Advent, Advent, ein Lichtlein brennt


Die Kinder zünden ganz begeistert nicht nur die zweite Kerze vom Adventkranz an, sondern setzen auch ein laut klingelndes Engerlkarussell in Gang, das ich noch von meiner Großmutter besitze und dessen Prinzip es ist, durch Kerzenwärme kleine Engerl, die an ihren Gesäßen lange Stangen angeheftet haben, zum Rotieren zu bringen, wodurch ein klingendes Geräusch entsteht. Und eine Duftkerze, eine Duftkerze zünden sie an, eine Duftkerze, die einen Gestank verbreitet, dass ich nah einer Ohnmacht bin, noch bevor wir das erste Lied anstimmen. „Kling Glöckchen Klingelingeling.



Missmutig folgen die Kids meiner Bitte, doch wieder mal ihre Musikinstrumente (eine verstimmte, verstaubte Gitarre und eine Blockflöte, die sich in der Mitte immer wieder in ihre Einzelteile auflöst) aus den hintersten Winkeln hervorzuholen und ein bisschen darauf zu spielen. Es folgt ein Streit, welches Licht noch aufgeschaltet bleiben sollte und welches man beruhigt abdrehen würde können, ohne komplett im Dunkeln zu versumpern – denn der zweite Advent ist eben noch nicht sehr reich an Beleuchtung. Wir einigen uns, dass das Wohnzimmerlicht an und die Türe offenbleibt, um wenigstens einen Hauch von Besinnlichkeit zu erzeugen. „Wir sagen euch an….

Die erste, die aufbegehrt, ist meine Tochter, denn akkurat in dieser Minute hat sie eine Heißhungerattacke und besteht darauf, sich in der Küche ein Abendmahl herzurichten. Aber wie? In der Dunkelheit findet sie weder Brot noch Messer. Sie schnappt sich einen Apfel und schmatzt trotzig drauf los.

Und mich nervt das Engerlkarussell, wie können drei Engelpopscherl, wenn sie heiß sind, bloß so ein nerviges Geräusch erzeugen! „Süßer die Glocken nie klingen….“

Inzwischen hat mein Jüngster den unteren Teil der Blockflöte verschmissen, taucht kurz unter den Tisch in die vollkommene Finsternis, um Teil 2 des Instruments zu suchen, schießt am anderen Ende knapp neben der Tischkante wieder hoch und hält einen riesigen Staubwuzel, aufgespießt am zweiten Blockflötenteil, in der rechten und ein lange verschollen geglaubtes Donald Duck-Buch in der linken Hand.
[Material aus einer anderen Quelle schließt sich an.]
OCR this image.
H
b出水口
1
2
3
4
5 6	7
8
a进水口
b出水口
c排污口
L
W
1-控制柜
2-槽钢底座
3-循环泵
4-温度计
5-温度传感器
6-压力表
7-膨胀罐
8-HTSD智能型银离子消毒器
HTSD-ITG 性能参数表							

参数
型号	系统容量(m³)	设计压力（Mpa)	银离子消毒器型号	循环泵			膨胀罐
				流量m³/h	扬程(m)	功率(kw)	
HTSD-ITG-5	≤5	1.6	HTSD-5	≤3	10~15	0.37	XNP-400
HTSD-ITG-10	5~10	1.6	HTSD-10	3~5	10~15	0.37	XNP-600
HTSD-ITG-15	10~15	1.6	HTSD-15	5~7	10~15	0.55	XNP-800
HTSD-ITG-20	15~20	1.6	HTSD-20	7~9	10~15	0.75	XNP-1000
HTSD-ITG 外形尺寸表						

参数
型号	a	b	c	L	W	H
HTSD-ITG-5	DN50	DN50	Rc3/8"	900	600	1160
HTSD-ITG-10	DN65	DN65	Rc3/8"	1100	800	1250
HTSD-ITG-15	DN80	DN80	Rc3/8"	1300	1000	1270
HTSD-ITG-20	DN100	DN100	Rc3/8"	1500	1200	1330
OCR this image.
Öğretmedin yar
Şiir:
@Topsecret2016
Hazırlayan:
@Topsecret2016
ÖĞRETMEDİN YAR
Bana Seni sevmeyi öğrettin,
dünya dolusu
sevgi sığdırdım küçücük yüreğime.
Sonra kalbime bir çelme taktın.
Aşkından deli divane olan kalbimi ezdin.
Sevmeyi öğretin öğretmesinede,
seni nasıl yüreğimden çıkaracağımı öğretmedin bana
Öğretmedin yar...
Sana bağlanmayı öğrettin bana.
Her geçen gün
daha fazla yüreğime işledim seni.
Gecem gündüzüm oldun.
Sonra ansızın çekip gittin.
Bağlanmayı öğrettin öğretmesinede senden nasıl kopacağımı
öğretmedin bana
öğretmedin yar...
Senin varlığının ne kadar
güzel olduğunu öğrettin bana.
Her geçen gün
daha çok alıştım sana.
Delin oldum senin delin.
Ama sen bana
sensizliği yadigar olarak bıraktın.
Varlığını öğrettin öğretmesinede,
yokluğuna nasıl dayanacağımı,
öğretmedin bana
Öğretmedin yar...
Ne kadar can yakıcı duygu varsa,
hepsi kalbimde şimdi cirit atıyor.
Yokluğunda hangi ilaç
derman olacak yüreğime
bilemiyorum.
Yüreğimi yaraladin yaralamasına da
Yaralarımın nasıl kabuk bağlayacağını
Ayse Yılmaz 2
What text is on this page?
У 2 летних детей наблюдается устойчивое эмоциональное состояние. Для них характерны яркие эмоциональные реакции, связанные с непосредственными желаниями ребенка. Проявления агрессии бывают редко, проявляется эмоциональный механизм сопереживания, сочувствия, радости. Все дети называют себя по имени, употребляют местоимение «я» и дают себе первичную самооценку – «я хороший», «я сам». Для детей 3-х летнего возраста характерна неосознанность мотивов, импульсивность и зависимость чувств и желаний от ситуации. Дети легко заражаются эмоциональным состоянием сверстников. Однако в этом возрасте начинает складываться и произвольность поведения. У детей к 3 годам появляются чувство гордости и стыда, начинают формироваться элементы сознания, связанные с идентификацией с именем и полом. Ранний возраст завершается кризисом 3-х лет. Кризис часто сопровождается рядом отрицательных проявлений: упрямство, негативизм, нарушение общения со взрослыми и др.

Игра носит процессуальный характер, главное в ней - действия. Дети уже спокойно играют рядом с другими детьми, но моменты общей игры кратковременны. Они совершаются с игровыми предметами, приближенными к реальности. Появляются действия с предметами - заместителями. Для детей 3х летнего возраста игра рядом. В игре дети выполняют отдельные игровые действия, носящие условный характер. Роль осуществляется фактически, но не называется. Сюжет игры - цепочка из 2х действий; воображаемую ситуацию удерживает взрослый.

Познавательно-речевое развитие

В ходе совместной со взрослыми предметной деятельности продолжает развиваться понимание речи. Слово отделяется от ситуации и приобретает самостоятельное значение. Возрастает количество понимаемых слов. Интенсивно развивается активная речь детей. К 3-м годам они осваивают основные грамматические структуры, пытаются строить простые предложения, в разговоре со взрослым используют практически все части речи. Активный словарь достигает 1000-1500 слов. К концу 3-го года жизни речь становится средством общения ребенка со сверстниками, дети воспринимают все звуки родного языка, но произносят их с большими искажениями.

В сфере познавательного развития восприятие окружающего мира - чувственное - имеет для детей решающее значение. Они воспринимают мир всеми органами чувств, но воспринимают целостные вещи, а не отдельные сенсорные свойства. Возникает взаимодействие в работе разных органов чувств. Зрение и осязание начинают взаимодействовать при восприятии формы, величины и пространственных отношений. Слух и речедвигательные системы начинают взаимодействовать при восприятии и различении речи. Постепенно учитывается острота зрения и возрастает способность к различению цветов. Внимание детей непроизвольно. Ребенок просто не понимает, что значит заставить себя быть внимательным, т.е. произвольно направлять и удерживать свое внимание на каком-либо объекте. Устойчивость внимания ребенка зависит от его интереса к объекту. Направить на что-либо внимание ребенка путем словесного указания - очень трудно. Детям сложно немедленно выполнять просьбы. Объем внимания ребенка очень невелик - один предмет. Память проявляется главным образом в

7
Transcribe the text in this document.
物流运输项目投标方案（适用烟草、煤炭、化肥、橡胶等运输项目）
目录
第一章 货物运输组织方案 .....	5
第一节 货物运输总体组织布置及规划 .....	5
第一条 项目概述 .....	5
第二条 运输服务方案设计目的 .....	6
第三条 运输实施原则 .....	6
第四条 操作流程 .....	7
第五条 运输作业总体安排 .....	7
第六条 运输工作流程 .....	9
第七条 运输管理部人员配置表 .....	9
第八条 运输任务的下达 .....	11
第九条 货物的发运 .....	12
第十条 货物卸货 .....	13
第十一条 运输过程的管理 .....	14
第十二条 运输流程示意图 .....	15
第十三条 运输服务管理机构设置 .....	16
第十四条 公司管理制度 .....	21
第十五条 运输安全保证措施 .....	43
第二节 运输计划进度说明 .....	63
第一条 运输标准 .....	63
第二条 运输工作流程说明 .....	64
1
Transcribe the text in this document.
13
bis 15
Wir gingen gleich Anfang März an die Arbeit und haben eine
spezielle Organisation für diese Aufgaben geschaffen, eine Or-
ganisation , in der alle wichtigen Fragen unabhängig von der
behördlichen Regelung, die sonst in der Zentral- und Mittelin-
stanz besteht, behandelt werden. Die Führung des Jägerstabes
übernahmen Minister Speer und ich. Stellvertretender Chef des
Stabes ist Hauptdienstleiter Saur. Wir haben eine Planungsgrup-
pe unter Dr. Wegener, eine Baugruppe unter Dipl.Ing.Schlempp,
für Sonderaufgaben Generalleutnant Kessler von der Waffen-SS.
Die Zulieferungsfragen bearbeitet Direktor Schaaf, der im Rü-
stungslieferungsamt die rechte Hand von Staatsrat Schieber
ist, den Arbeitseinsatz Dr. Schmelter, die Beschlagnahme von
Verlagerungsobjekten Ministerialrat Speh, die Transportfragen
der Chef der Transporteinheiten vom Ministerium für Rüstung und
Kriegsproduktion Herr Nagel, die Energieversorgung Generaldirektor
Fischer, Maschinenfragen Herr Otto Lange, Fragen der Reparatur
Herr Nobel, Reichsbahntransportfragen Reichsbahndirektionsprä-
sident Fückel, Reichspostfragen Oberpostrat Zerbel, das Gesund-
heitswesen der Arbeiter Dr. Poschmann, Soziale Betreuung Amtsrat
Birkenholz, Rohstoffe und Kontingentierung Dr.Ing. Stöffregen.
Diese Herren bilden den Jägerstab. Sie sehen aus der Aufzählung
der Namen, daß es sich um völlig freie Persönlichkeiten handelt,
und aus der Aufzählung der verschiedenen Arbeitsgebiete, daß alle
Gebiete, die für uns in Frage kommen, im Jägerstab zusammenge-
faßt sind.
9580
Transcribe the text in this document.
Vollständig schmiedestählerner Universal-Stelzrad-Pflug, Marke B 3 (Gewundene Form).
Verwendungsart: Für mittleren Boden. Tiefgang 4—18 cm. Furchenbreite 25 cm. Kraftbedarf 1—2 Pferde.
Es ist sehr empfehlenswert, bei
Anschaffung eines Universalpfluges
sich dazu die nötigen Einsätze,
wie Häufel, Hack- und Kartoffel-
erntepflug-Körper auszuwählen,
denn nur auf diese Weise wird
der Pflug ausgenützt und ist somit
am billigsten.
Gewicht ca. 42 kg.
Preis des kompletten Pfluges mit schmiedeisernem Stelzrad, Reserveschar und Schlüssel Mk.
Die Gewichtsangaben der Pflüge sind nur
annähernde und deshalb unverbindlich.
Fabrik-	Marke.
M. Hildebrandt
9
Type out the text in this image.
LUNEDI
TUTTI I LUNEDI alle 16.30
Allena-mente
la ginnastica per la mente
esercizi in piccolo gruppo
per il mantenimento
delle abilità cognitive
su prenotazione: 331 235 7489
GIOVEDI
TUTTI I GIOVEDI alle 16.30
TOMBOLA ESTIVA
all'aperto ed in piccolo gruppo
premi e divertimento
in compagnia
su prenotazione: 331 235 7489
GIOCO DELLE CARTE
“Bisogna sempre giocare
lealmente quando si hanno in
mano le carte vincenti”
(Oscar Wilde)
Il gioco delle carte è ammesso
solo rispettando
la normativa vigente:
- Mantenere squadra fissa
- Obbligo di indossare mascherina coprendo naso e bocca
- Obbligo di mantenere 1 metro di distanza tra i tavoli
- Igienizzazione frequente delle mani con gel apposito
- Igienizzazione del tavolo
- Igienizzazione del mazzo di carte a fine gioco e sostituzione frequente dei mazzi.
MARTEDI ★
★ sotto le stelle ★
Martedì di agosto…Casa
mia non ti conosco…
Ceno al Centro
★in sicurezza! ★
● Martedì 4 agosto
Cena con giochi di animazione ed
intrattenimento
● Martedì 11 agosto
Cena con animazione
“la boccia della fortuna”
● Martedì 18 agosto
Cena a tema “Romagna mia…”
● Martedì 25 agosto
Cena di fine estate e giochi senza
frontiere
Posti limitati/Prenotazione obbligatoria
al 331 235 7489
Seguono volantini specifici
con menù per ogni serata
Ich sollt mal wieder putzen und aufräumen, aber hat das einen Sinn in dieser dunklen Jahreszeit? Sieht eh keiner. Na ja, fast keiner. Ich befreie die Blockflöte vom Lurchwuzel, lasse das Donald Duck-Buch wieder unter dem Tisch verschwinden, um jegliche Ablenkung zu verhindern und weiter geht’s. Ihr Kinderlein kommet

Mein Ältester kann sich gar nicht aufraffen und liegt gequält mit seinem Handy auf der Eckbank: „Na gehhhh, Mama, nur noch die eine WotSepp-Nachricht, i bin eh glei fertig!“

Schmatz Schmatz aus der einen Ecke, Piep Piep von der Bank und verzweifelte Versuche, die Flöte wieder zusammenzubauen vis a vis von mir. Außerdem ist mir schlecht. Wie kann eine Kerze SOWAS von sich geben. Ich bin kurz davor, das Licht aufzudrehen und mal ordentlich in die Runde zu brüllen, aber ich beherrsche mich. Einmal versuche ich es noch liebevoll, einfühlsam, bittend, flehend, verzweifelt…. und beginne mit krächzender Stimme das nächste Lied. „Lasst uns froh und munter sein“. Mein Ältester legt sein Handy weg, offensichtlich ergriffen vom schönen Moment – und stimmt übergangslos ein Parallel-Hustkonzert an. Das Töchterchen, das noch immer schmatzt, als ob sie 2 Tage lang nichts gegessen hätte, spukt angeekelt ein kleines faules Stückchen gleich neben das Engelskarussell, das immer schneller geworden ist, weil die Kerzen immer heißer und die Flammen immer höher wurden. Die Engerl mit ihren Stangen im Popsch sausen an mir vorüber, die Klangkulisse wird unerträglich. Jingle Bells, jingle bells

Nach einer gefühlten guten Stunde haben wir noch immer keinen Flötenton gehört – ich glaub, mein Jüngster übt sich in Prokrastination, weil er das Spielen wieder verlernt hat; meine Tochter beendet den Apfel mit einem herzhaften Rülpser, gerade als ich „Schneeflöckchen Weißröckchen anstimme und der Älteste hustet und hustet.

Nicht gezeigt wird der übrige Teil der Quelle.